Just Mercy (Movie Tie-In Edition) is a memoir by Bryan Stevenson. He shared here a great story of redemption and justice. He is a lawyer, professor of law, and social justice activist from America. As the narrator of this Just Mercy (Movie Tie-In Edition) book, Bryan Stevenson did an acceptable job. He was flat in some places but there were some really good parts of this narration as well.
Bryan Stevenson was a young and bright lawyer at the time when he founded the Equal Justice Initiative. It was an excellent and productive legal practice institute that was dedicated to working to defend all of the most desperate and needy people. Those people include the likes of wrongly condemned, poor, children, and women trapped within the farthest possible reaches of the justice system. The very first case he took from that platform was of Walter McMillan. He was a young man who was given a death sentence for a notorious murder. But, he insisted that he hadn’t committed that crime. That case took Bryan Stevenson into a complicated tangle of conspiracy.

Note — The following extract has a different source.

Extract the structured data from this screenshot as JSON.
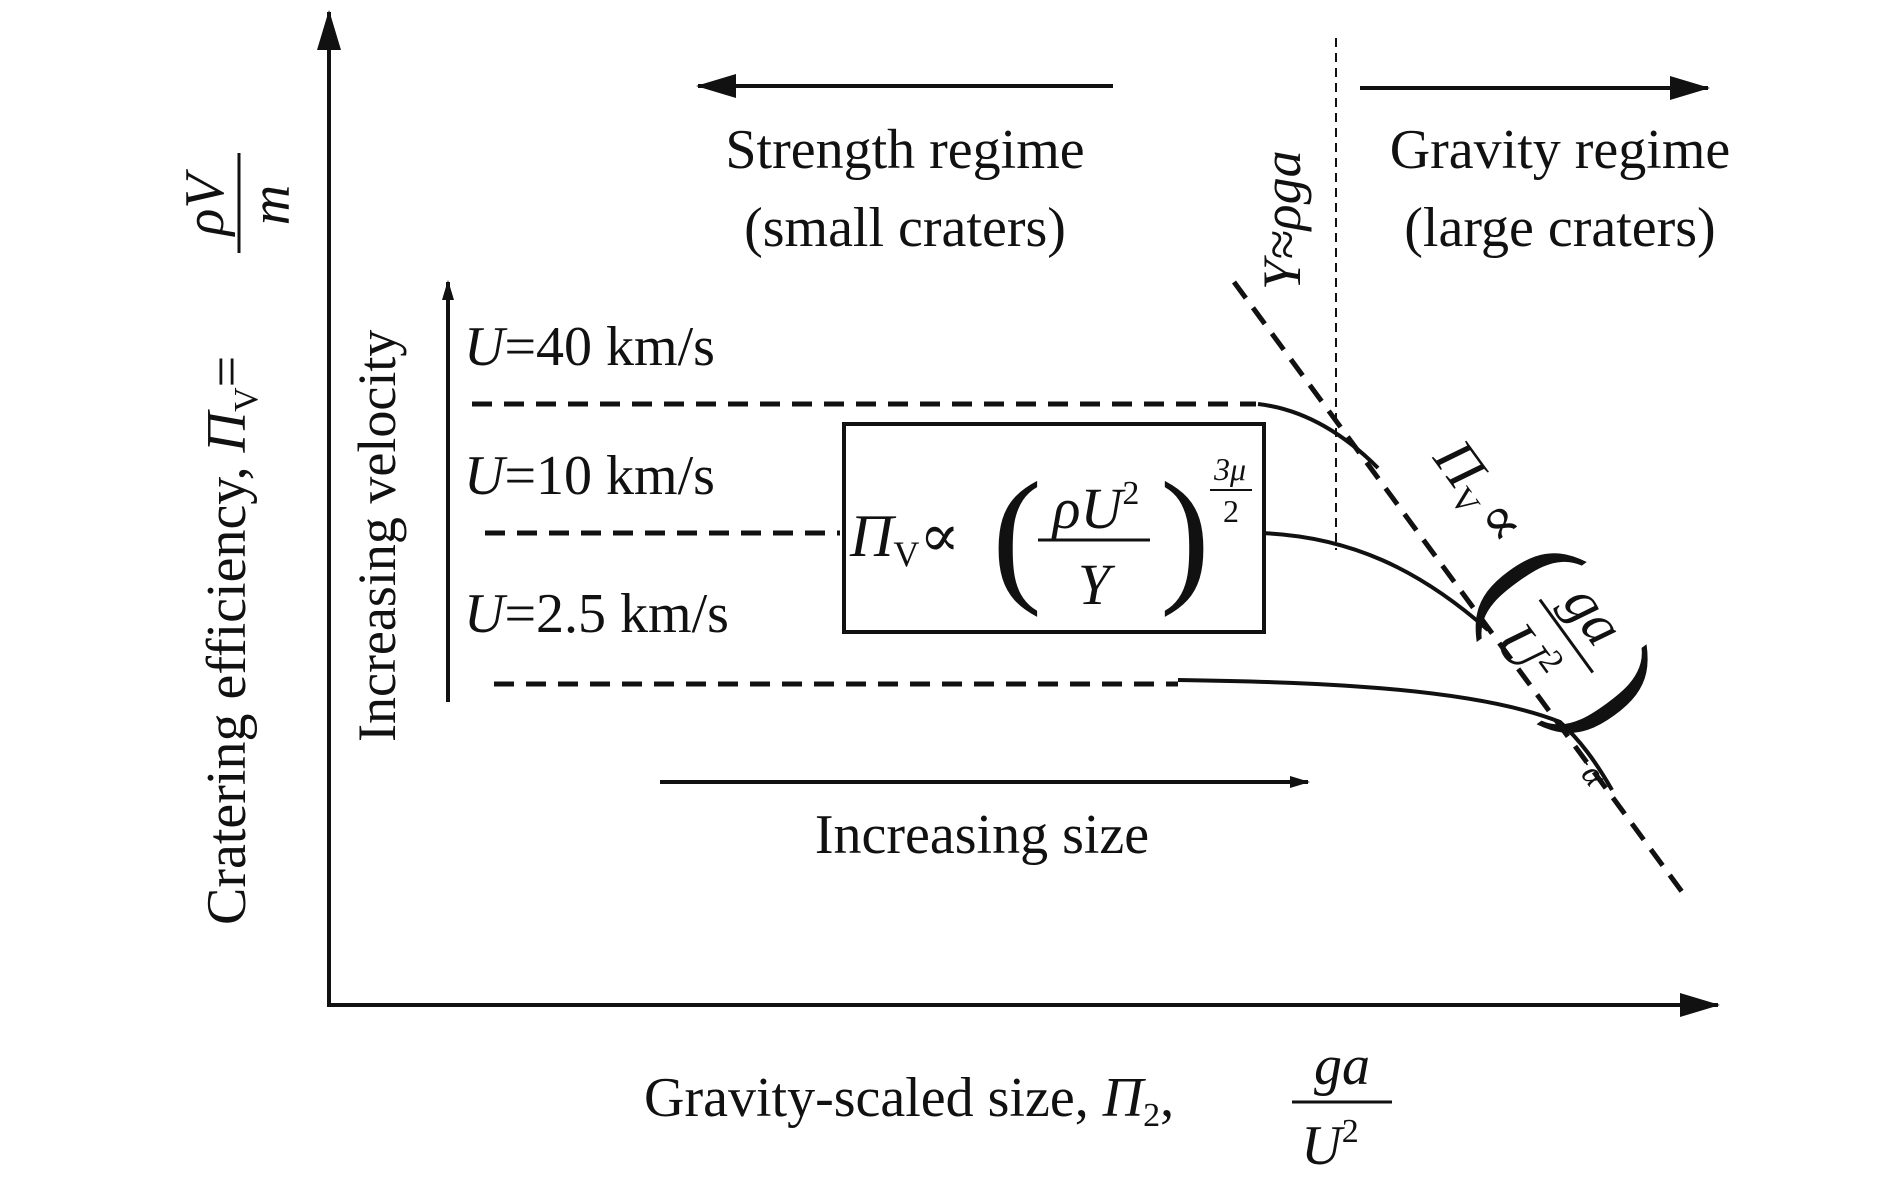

Within that, legal brinkmanship and political machination also had their role to play. Those were the things that completely transformed his understanding of justice and mercy for good.
The first hour of this book will be quite dry but then it picked up the pace and made an exciting listening experience. Just Mercy book at once will be an unforgettable account of a gifted, idealistic, and coming-of-age lawyer. He has been an influential person in the lives of all those whom he had defended. On top of that, this book is also a highly inspiring account for the sake of compassion in the need or pursuit of true justice.